Manager discretion to allow work from home or not will be the most critical point of failure or success, said Shujaat Ahmad, a Future of Work strategist at LinkedIn. "That's particularly true as we think about ensuring equity across work modes," he said. "To enable both will and skill, the next phase will require an insights-driven approach to curate an employee experience that works for the team and the individual."
Moving Toward a Hybrid Model
Hybrid work models, in which some employees are onsite while others work from home, have become the keystone to corporate reopening plans. Google was one of the first to announce in December 2020 that its planned return to the office—set for September—would feature a pilot program in which employees would be expected to work at least three days a week onsite and the rest of the time remotely.

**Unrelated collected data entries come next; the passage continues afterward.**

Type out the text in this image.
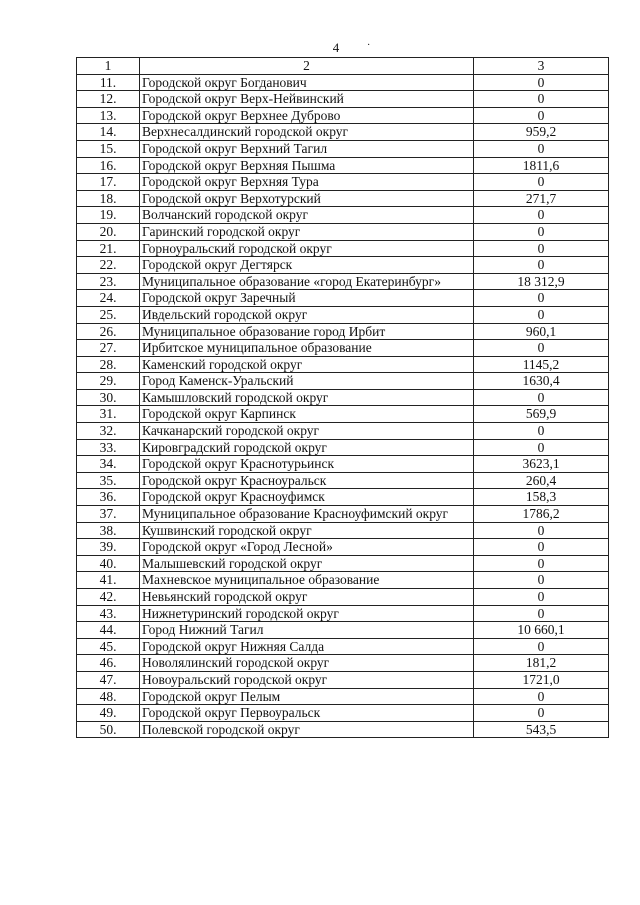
4	·
1	2	3
11.	Городской округ Богданович	0
12.	Городской округ Верх-Нейвинский	0
13.	Городской округ Верхнее Дуброво	0
14.	Верхнесалдинский городской округ	959,2
15.	Городской округ Верхний Тагил	0
16.	Городской округ Верхняя Пышма	1811,6
17.	Городской округ Верхняя Тура	0
18.	Городской округ Верхотурский	271,7
19.	Волчанский городской округ	0
20.	Гаринский городской округ	0
21.	Горноуральский городской округ	0
22.	Городской округ Дегтярск	0
23.	Муниципальное образование «город Екатеринбург»	18 312,9
24.	Городской округ Заречный	0
25.	Ивдельский городской округ	0
26.	Муниципальное образование город Ирбит	960,1
27.	Ирбитское муниципальное образование	0
28.	Каменский городской округ	1145,2
29.	Город Каменск-Уральский	1630,4
30.	Камышловский городской округ	0
31.	Городской округ Карпинск	569,9
32.	Качканарский городской округ	0
33.	Кировградский городской округ	0
34.	Городской округ Краснотурьинск	3623,1
35.	Городской округ Красноуральск	260,4
36.	Городской округ Красноуфимск	158,3
37.	Муниципальное образование Красноуфимский округ	1786,2
38.	Кушвинский городской округ	0
39.	Городской округ «Город Лесной»	0
40.	Малышевский городской округ	0
41.	Махневское муниципальное образование	0
42.	Невьянский городской округ	0
43.	Нижнетуринский городской округ	0
44.	Город Нижний Тагил	10 660,1
45.	Городской округ Нижняя Салда	0
46.	Новолялинский городской округ	181,2
47.	Новоуральский городской округ	1721,0
48.	Городской округ Пелым	0
49.	Городской округ Первоуральск	0
50.	Полевской городской округ	543,5
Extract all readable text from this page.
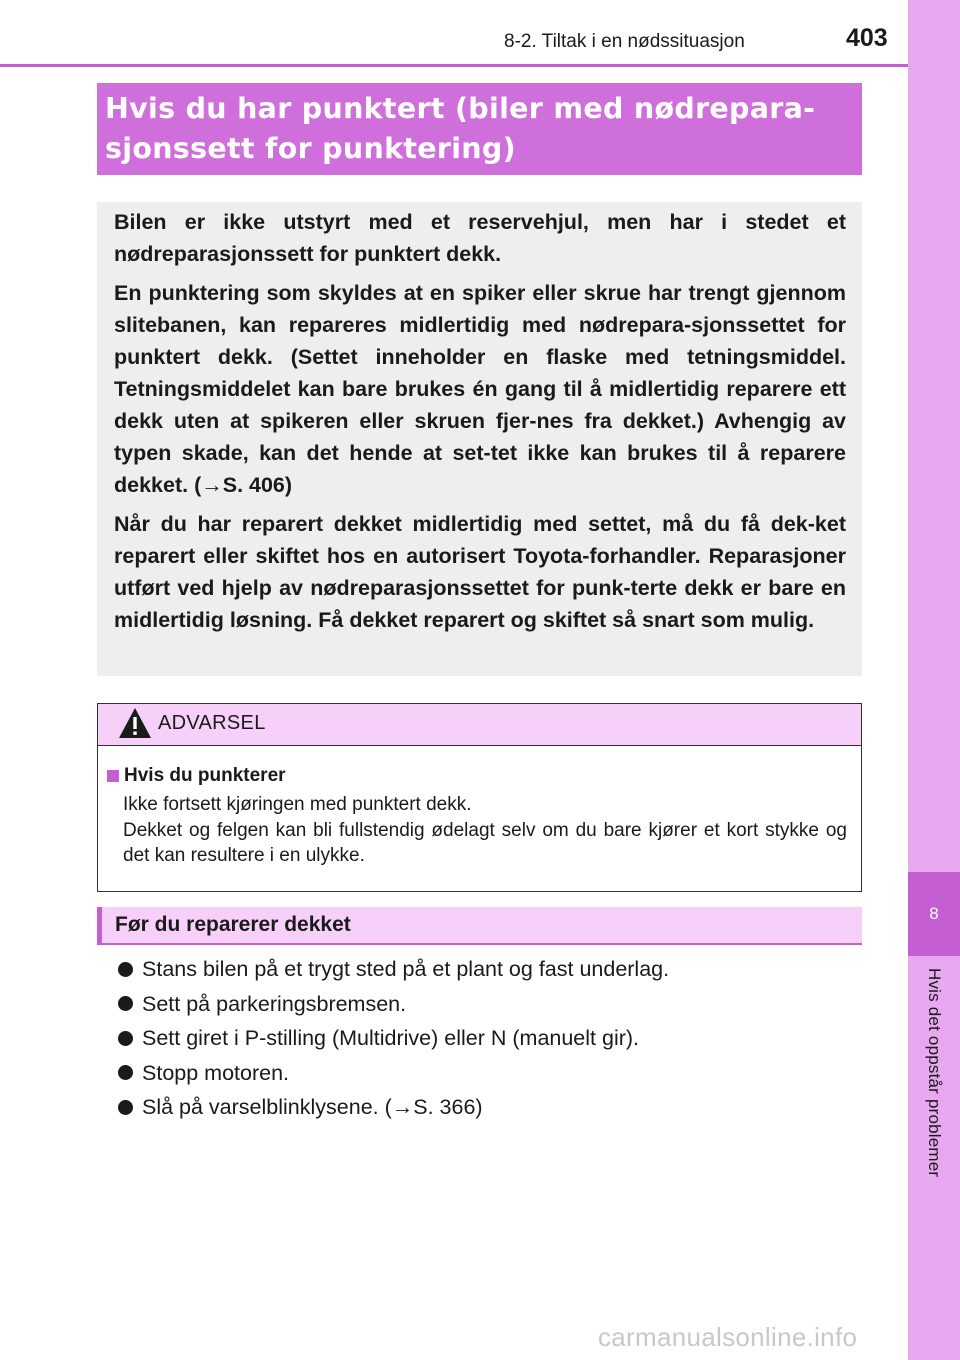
8
Hvis det oppstår problemer
8-2. Tiltak i en nødssituasjon	403
Hvis du har punktert (biler med nødrepara-
sjonssett for punktering)

Bilen er ikke utstyrt med et reservehjul, men har i stedet et nødreparasjonssett for punktert dekk.

En punktering som skyldes at en spiker eller skrue har trengt gjennom slitebanen, kan repareres midlertidig med nødrepara-sjonssettet for punktert dekk. (Settet inneholder en flaske med tetningsmiddel. Tetningsmiddelet kan bare brukes én gang til å midlertidig reparere ett dekk uten at spikeren eller skruen fjer-nes fra dekket.) Avhengig av typen skade, kan det hende at set-tet ikke kan brukes til å reparere dekket. (→S. 406)

Når du har reparert dekket midlertidig med settet, må du få dek-ket reparert eller skiftet hos en autorisert Toyota-forhandler. Reparasjoner utført ved hjelp av nødreparasjonssettet for punk-terte dekk er bare en midlertidig løsning. Få dekket reparert og skiftet så snart som mulig.

ADVARSEL
Hvis du punkterer
Ikke fortsett kjøringen med punktert dekk.
Dekket og felgen kan bli fullstendig ødelagt selv om du bare kjører et kort stykke og det kan resultere i en ulykke.
Før du reparerer dekket
Stans bilen på et trygt sted på et plant og fast underlag.
Sett på parkeringsbremsen.
Sett giret i P-stilling (Multidrive) eller N (manuelt gir).
Stopp motoren.
Slå på varselblinklysene. (→S. 366)
carmanualsonline.info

In recent weeks, Salesforce announced that it will let employees choose whether they want to come into the office, saying "the 9-to-5 workday is dead," and Spotify employees were notified that they will have the option of working full time from home, the company's offices or a combination of the two under a new flexible work model set to debut in the summer.
As an essential business, Abbott never closed during the pandemic, but instead shifted to a hybrid in-person/remote model. Moreland said the company implemented measures to ensure a healthy work environment for all onsite employees, including daily temperature checks, cleaning and disinfection protocols, and personal protective equipment requirements. Abbott is also testing for COVID-19 at worksites.

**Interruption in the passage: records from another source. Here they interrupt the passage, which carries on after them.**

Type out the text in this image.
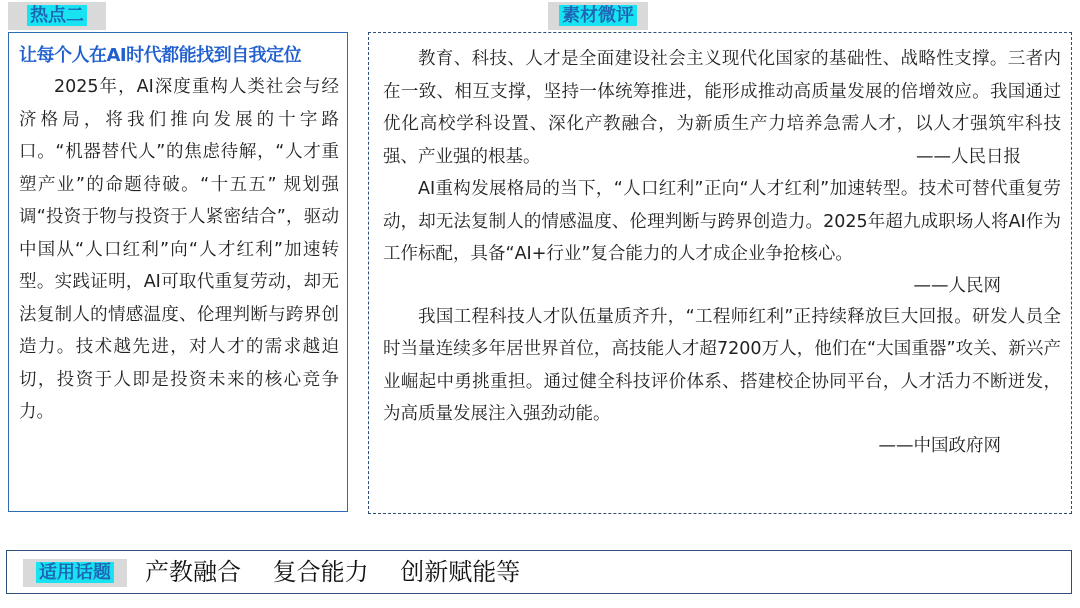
热点二	素材微评

让每个人在AI时代都能找到自我定位

2025年，AI深度重构人类社会与经济格局，将我们推向发展的十字路口。“机器替代人”的焦虑待解，“人才重塑产业”的命题待破。“十五五” 规划强调“投资于物与投资于人紧密结合”，驱动中国从“人口红利”向“人才红利”加速转型。实践证明，AI可取代重复劳动，却无法复制人的情感温度、伦理判断与跨界创造力。技术越先进，对人才的需求越迫切，投资于人即是投资未来的核心竞争力。

教育、科技、人才是全面建设社会主义现代化国家的基础性、战略性支撑。三者内在一致、相互支撑，坚持一体统筹推进，能形成推动高质量发展的倍增效应。我国通过优化高校学科设置、深化产教融合，为新质生产力培养急需人才，以人才强筑牢科技强、产业强的根基。	——人民日报

AI重构发展格局的当下，“人口红利”正向“人才红利”加速转型。技术可替代重复劳动，却无法复制人的情感温度、伦理判断与跨界创造力。2025年超九成职场人将AI作为工作标配，具备“AI+行业”复合能力的人才成企业争抢核心。

——人民网

我国工程科技人才队伍量质齐升，“工程师红利”正持续释放巨大回报。研发人员全时当量连续多年居世界首位，高技能人才超7200万人，他们在“大国重器”攻关、新兴产业崛起中勇挑重担。通过健全科技评价体系、搭建校企协同平台，人才活力不断迸发，为高质量发展注入强劲动能。

——中国政府网

适用话题	产教融合 复合能力 创新赋能等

"Currently we are testing 25,000 workers at more than 50 sites in eight countries, and we're adding more each week," she said.

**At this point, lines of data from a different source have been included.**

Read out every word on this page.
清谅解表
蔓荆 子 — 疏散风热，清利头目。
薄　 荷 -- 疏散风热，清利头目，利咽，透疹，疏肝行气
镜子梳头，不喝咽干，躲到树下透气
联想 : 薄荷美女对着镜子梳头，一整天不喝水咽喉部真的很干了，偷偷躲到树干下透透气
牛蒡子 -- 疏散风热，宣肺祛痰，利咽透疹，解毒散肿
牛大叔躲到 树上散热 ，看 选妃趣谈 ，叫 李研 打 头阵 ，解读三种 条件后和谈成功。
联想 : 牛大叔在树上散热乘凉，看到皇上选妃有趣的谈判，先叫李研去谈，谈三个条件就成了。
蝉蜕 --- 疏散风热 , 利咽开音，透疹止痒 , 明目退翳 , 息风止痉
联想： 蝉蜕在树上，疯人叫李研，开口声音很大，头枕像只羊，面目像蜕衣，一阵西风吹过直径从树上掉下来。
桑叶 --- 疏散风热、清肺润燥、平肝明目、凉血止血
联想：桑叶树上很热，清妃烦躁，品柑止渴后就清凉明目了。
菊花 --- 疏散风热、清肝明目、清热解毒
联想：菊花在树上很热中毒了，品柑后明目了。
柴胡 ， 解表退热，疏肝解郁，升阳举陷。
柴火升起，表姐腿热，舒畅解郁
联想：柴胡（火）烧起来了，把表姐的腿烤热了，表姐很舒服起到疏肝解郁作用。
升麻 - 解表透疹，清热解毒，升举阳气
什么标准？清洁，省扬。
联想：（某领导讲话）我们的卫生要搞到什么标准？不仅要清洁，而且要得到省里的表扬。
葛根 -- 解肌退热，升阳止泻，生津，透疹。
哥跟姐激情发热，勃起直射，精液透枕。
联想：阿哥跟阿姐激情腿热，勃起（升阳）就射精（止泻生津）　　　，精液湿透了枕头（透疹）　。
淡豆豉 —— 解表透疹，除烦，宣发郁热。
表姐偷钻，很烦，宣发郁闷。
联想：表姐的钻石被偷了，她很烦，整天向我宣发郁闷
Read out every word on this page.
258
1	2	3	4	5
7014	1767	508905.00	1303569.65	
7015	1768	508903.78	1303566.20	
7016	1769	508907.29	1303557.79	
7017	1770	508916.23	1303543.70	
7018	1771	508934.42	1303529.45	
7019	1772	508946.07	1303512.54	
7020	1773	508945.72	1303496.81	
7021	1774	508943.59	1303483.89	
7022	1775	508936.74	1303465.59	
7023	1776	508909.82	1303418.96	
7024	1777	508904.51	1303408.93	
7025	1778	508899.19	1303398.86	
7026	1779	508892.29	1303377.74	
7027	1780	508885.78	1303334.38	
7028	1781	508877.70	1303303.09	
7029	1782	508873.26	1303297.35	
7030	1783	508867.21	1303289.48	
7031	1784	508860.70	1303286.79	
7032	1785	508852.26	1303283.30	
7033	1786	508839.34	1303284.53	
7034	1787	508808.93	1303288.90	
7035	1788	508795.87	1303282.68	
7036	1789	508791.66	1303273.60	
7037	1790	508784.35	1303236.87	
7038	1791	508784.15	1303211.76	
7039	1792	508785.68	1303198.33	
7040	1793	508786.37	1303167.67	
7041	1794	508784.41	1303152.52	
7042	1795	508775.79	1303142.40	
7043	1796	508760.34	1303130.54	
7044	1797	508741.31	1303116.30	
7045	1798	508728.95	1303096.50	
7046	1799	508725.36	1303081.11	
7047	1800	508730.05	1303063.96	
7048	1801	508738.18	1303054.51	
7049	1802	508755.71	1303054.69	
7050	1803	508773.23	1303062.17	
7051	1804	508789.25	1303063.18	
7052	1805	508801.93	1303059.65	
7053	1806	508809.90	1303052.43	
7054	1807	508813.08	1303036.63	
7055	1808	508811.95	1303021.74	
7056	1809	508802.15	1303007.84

Yost said the biggest challenge facing all these organizations as they move from the announcement of going hybrid to execution will be finding "the exact mix of home and office."
"That's going to require a whole new way of operating supported by a framework of planning, coordination and execution skills that need to be part of the implementation," she said. "Otherwise, it's like giving people the keys to a new car without showing them how to drive it."
Remote Work Can Work
Former Symantec chief human resources officer, executive coach and public speaker Amy Cappellanti-Wolf works with business leaders who've cited the many upsides to organizational culture when their companies went remote.
"Many employees who moved to remote work as a result of COVID-19 are enjoying benefits few could have foreseen in environments where one was expected to be in the office the majority of the time," she said. "Early in the pandemic, some leaders worried the culture, engagement and collaboration built up by face-to-face social capital would suffer as dispersion evaporated it. What's developed is an alternative form of empathetic social capital derived from seeing people in their homes, with their children, pets, etc."
Cappellanti-Wolf said that while it's essential to make sure necessary work gets done, productivity is "table stakes compared to deeper and more important performance management issues that bear directly on organizational success."
She advised business leaders to focus on:
- Sustaining business agility.
- Maintaining an engaged, motivated and unified culture.
- Ensuring alignment on priorities and key objectives. "Simply put, everyone has a line of sight to how they contribute and are performing against the top priorities."
- Supporting the workforce with empathy and open communication.